“What song?”
“I don’t—maybe Peggy Lee. That… sounds right.”
“Yeah. It does. Peggy Lee singing ‘Johnny Guitar.’”
I didn’t move as Kelly’s voice broke. His brother did. He reached across the console and took Kelly by the hand. The tires rolled against the cracked pavement. I didn’t look away. I was enraptured by the sight in front of me. Somewhere to my right, Joe breathed but didn’t speak.
“Johnny Guitar,” Carter agreed. “I always liked that song. And Peggy Lee.”
“Me too,” Kelly said, sniffling quietly. “She’s real pretty. Song is sad, though.”
“You know how Mom is. She likes—she likes that kind of music.”
“What else?”
“She’s in the kitchen with Peggy Lee asking Johnny to play it again.
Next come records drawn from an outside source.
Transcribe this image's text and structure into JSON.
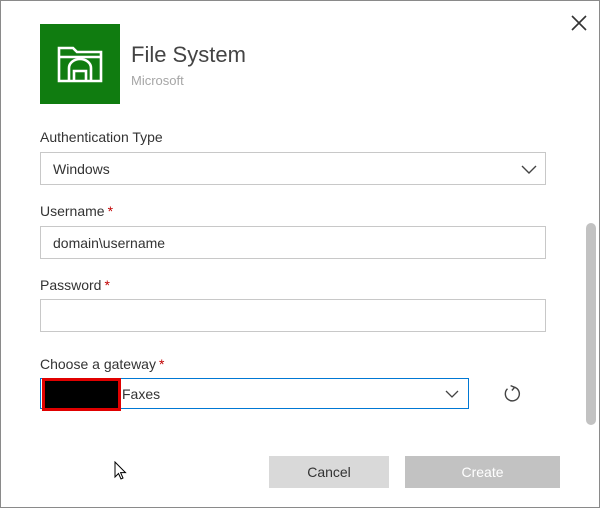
{
  "connector": {
    "name": "File System",
    "publisher": "Microsoft",
    "logo_icon": "folder-icon",
    "logo_color": "#107c10"
  },
  "form": {
    "auth_type": {
      "label": "Authentication Type",
      "value": "Windows"
    },
    "username": {
      "label": "Username",
      "required_mark": "*",
      "value": "domain\\username"
    },
    "password": {
      "label": "Password",
      "required_mark": "*",
      "value": ""
    },
    "gateway": {
      "label": "Choose a gateway",
      "required_mark": "*",
      "value": "Faxes"
    }
  },
  "buttons": {
    "cancel": "Cancel",
    "create": "Create"
  },
  "icons": {
    "close": "close-icon",
    "refresh": "refresh-icon",
    "chevron": "chevron-down-icon"
  },
  "colors": {
    "accent": "#0078d4",
    "required": "#c00000",
    "redaction_border": "#e00000"
  }
}
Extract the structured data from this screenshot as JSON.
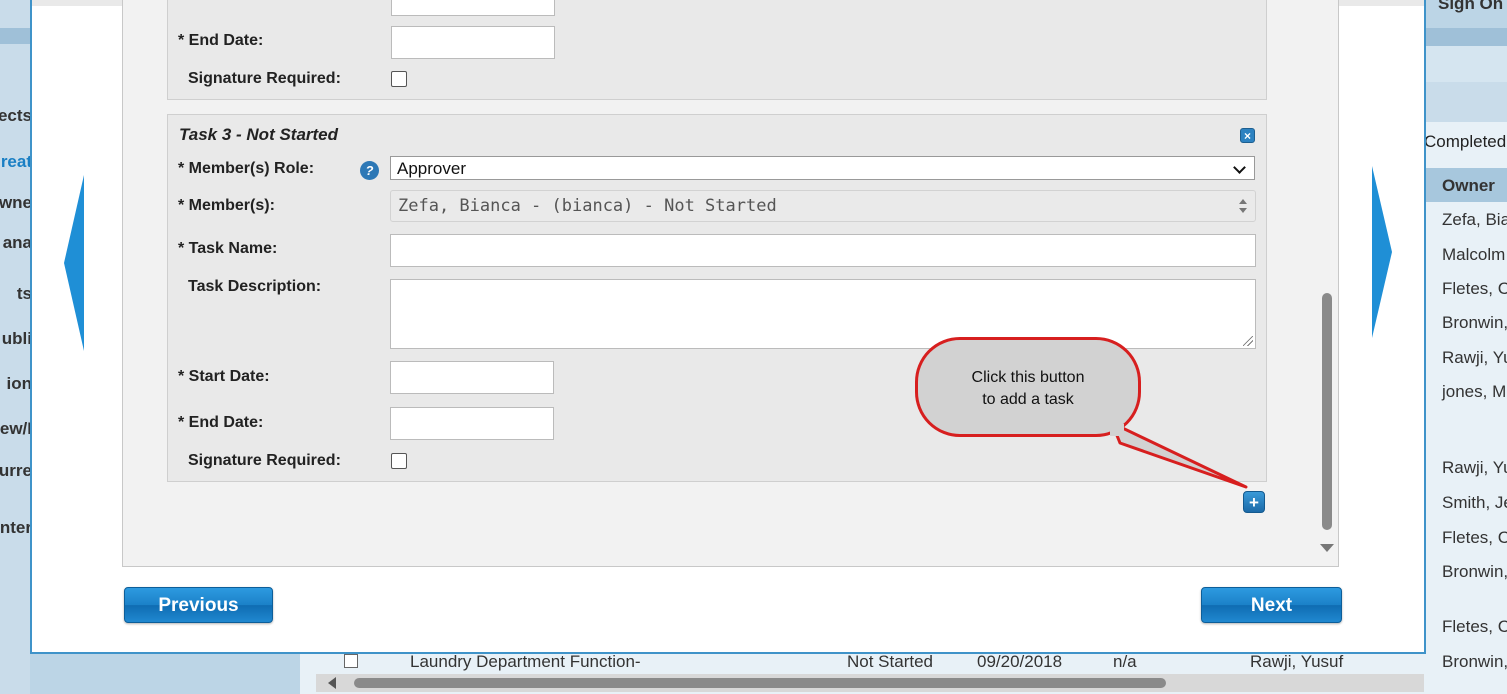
{
  "background": {
    "left_items": [
      "ects",
      "reat",
      "wne",
      "ana",
      "ts",
      "ubli",
      "ion",
      "ew/I",
      "urre",
      "nter"
    ],
    "right": {
      "sign_on": "Sign On",
      "completed": "Completed",
      "owner_header": "Owner",
      "owners": [
        "Zefa, Bia",
        "Malcolm",
        "Fletes, C",
        "Bronwin,",
        "Rawji, Yu",
        "jones, M",
        "Rawji, Yu",
        "Smith, Je",
        "Fletes, C",
        "Bronwin,",
        "Fletes, C",
        "Bronwin,"
      ]
    },
    "bottom_row": {
      "title": "Laundry Department Function-",
      "status": "Not Started",
      "date": "09/20/2018",
      "value": "n/a",
      "owner": "Rawji, Yusuf"
    }
  },
  "task2": {
    "end_date_label": "* End Date:",
    "end_date_value": "",
    "signature_label": "Signature Required:"
  },
  "task3": {
    "title": "Task 3 - Not Started",
    "role_label": "* Member(s) Role:",
    "role_value": "Approver",
    "members_label": "* Member(s):",
    "members_value": "Zefa, Bianca - (bianca) - Not Started",
    "task_name_label": "* Task Name:",
    "task_name_value": "",
    "description_label": "Task Description:",
    "description_value": "",
    "start_date_label": "* Start Date:",
    "start_date_value": "",
    "end_date_label": "* End Date:",
    "end_date_value": "",
    "signature_label": "Signature Required:"
  },
  "callout": {
    "line1": "Click this button",
    "line2": "to add a task"
  },
  "buttons": {
    "previous": "Previous",
    "next": "Next",
    "add_task_symbol": "+",
    "close_symbol": "×"
  },
  "colors": {
    "accent": "#1f8fd6",
    "callout_border": "#d71f1f",
    "panel_bg": "#e9e9e9"
  }
}
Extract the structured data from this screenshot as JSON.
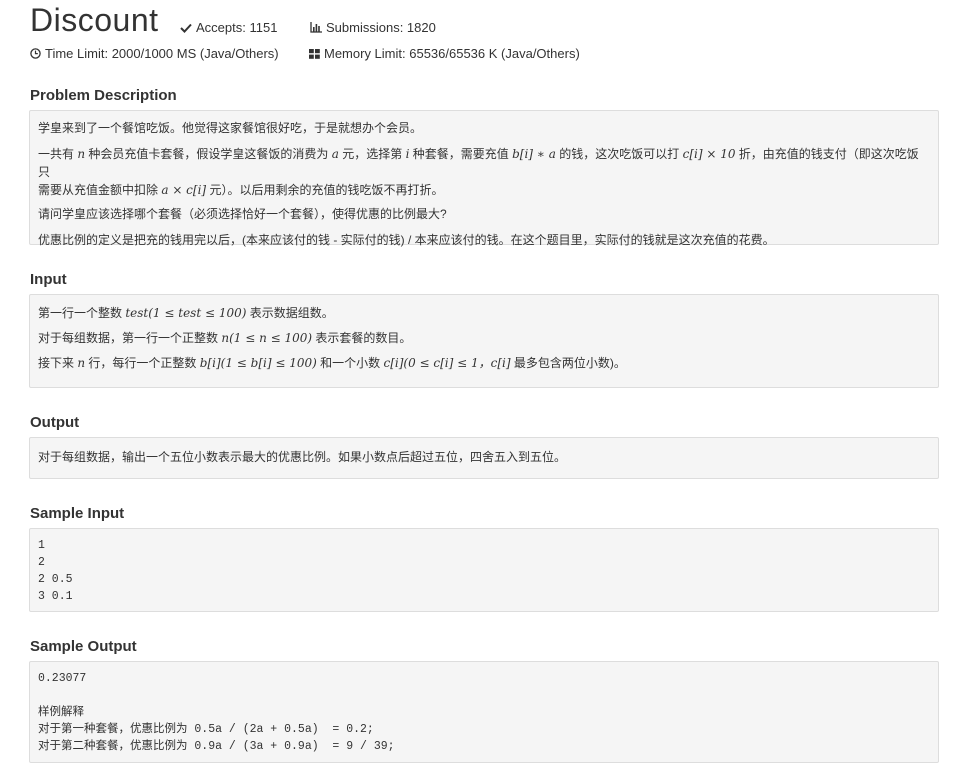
{
  "problem": {
    "title": "Discount",
    "accepts_label": "Accepts: 1151",
    "submissions_label": "Submissions: 1820",
    "time_limit_label": "Time Limit: 2000/1000 MS (Java/Others)",
    "memory_limit_label": "Memory Limit: 65536/65536 K (Java/Others)",
    "icons": [
      "check-icon",
      "bar-chart-icon",
      "clock-icon",
      "grid-icon"
    ]
  },
  "description": {
    "heading": "Problem Description",
    "p1": "学皇来到了一个餐馆吃饭。他觉得这家餐馆很好吃，于是就想办个会员。",
    "p2_a": "一共有 ",
    "p2_b": "n",
    "p2_c": " 种会员充值卡套餐，假设学皇这餐饭的消费为 ",
    "p2_d": "a",
    "p2_e": " 元，选择第 ",
    "p2_f": "i",
    "p2_g": " 种套餐，需要充值 ",
    "p2_h": "b[i] ∗ a",
    "p2_i": " 的钱，这次吃饭可以打 ",
    "p2_j": "c[i] × 10",
    "p2_k": " 折，由充值的钱支付（即这次吃饭只",
    "p2_l": "需要从充值金额中扣除 ",
    "p2_m": "a × c[i]",
    "p2_n": " 元）。以后用剩余的充值的钱吃饭不再打折。",
    "p3": "请问学皇应该选择哪个套餐（必须选择恰好一个套餐），使得优惠的比例最大?",
    "p4": "优惠比例的定义是把充的钱用完以后，(本来应该付的钱 - 实际付的钱) / 本来应该付的钱。在这个题目里，实际付的钱就是这次充值的花费。"
  },
  "input": {
    "heading": "Input",
    "l1_a": "第一行一个整数 ",
    "l1_b": "test(1 ≤ test ≤ 100)",
    "l1_c": " 表示数据组数。",
    "l2_a": "对于每组数据，第一行一个正整数 ",
    "l2_b": "n(1 ≤ n ≤ 100)",
    "l2_c": " 表示套餐的数目。",
    "l3_a": "接下来 ",
    "l3_b": "n",
    "l3_c": " 行，每行一个正整数 ",
    "l3_d": "b[i](1 ≤ b[i] ≤ 100)",
    "l3_e": " 和一个小数 ",
    "l3_f": "c[i](0 ≤ c[i] ≤ 1，c[i]",
    "l3_g": " 最多包含两位小数)。"
  },
  "output": {
    "heading": "Output",
    "text": "对于每组数据，输出一个五位小数表示最大的优惠比例。如果小数点后超过五位，四舍五入到五位。"
  },
  "sample_input": {
    "heading": "Sample Input",
    "lines": [
      "1",
      "2",
      "2 0.5",
      "3 0.1"
    ]
  },
  "sample_output": {
    "heading": "Sample Output",
    "lines": [
      "0.23077",
      "",
      "样例解释",
      "对于第一种套餐，优惠比例为 0.5a / (2a + 0.5a)  = 0.2;",
      "对于第二种套餐，优惠比例为 0.9a / (3a + 0.9a)  = 9 / 39;"
    ]
  }
}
And she’s getting dinner ready because it’s tradition. There’s roast and mashed potatoes, the kind with sour cream and potato skins.”
“And probably some pie too, huh?” Kelly asked. “Because she knows how much you like pie.”
“Yeah,” Carter said. “Apple pie. There’s probably some ice cream in the freezer. Vanilla bean. You get warm pie topped with melted ice cream and I swear, Kelly, there’s nothing better.”
“And she’s not alone, right? Because the others are there with her.”
Carter opened his mouth once, twice, but no sound came out. He coughed and cleared his throat. Then, “Yeah.” His voice was hoarse. “Ox is there. And he’s smiling, okay? He’s smiling in that way he does. A little goofy with the side of his mouth. And he’s watching her dance and sing and cook. She’s handing him a basket filled with rolls fresh from the oven, covered in that green dish towel. He’ll take it outside and put it on the table. And when he comes back inside, she’ll ask him if he remembered to put the cloth napkins out, because we aren’t uncivilized here, Ox, we may be wolves, but we have some decorum.”
Kelly was crying quietly, head bowed. His brother squeezed his hand tight. These men, these large, intimidating men, were clinging to each other, and almost desperately so.
I opened my mouth to say something, anything, when Carter said, “And Mark’s there too,” and I nearly bit my tongue clean through. Carter looked straight at me in the rearview mirror. “Mark’s there too. He’s watching over them both. He’s humming along with Mom and Peggy Lee. And he’s thinking about us. Wondering where we are. What we’re doing. If we’re okay. He’s hoping that we’re coming home. Because he knows we belong with him. With them. Because it’s Sunday. It’s tradition. And he’s—”
Joe growled angrily. It sent a chill down my spine.
Carter fell silent.
Kelly wiped his face with the back of his hand.
I looked over in time to see a single tear fall from the Alpha’s cheek.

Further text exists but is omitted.